I do not know whether Foucault had read Kripke at the time of the writing of the above, nor whether the rigid designator theory of proper names was already in wide currency by then (though the Wittgenstein, Searle and Strawson critique of the descriptivist theory of names certainly were). In any case, the passages above seem to suggest an intriguing connection between two theorists not widely taken to have common interests or inclinations.
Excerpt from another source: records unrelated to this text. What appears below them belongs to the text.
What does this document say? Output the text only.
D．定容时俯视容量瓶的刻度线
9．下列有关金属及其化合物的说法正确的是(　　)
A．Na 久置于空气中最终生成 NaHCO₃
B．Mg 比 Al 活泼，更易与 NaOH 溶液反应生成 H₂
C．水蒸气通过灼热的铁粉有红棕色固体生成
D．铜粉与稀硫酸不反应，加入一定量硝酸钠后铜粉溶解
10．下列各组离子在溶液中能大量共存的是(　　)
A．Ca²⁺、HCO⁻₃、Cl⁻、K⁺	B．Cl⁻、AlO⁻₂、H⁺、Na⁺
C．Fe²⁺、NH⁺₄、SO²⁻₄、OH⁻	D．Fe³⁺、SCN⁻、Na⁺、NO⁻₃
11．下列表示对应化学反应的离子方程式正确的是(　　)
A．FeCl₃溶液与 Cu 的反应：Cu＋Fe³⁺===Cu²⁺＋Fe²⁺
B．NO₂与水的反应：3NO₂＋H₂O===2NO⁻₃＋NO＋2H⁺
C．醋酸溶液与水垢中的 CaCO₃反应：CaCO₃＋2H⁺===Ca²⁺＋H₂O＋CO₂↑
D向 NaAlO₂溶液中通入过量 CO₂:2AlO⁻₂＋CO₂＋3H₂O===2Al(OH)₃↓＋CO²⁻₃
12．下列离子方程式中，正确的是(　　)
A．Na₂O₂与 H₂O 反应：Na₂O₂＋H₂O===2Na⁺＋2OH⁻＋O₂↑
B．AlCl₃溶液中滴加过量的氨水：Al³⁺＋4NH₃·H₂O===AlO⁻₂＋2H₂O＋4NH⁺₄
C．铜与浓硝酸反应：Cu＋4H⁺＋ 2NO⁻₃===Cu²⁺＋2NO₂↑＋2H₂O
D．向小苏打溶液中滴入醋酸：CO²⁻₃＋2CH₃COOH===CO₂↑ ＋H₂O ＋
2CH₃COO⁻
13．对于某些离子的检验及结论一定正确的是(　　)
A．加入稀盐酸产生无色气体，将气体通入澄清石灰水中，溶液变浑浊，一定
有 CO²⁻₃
Original reference: Michel Foucault, “Qu’est-ce qu’un auteur?” Bulletin de la Société Française de Philosophie 63, No. 3 (1969) 73-104. Originally delivered as a lecture before the Society in February 1969. The Searle reference is to his 1969 Speech Acts: An Essay in The Philosophy of Language. Kripke's Naming and Necessity lectures were delivered in January 1970. Reprinted in: Michel Foucault, “What Is an Author?” Language, Counter-memory, Practice, Ed. Donald F. Bouchard, Trans. D. F. Bouchard, Sherry Simon (Ithaca, NY: Cornell University Press, 1977) 113-38.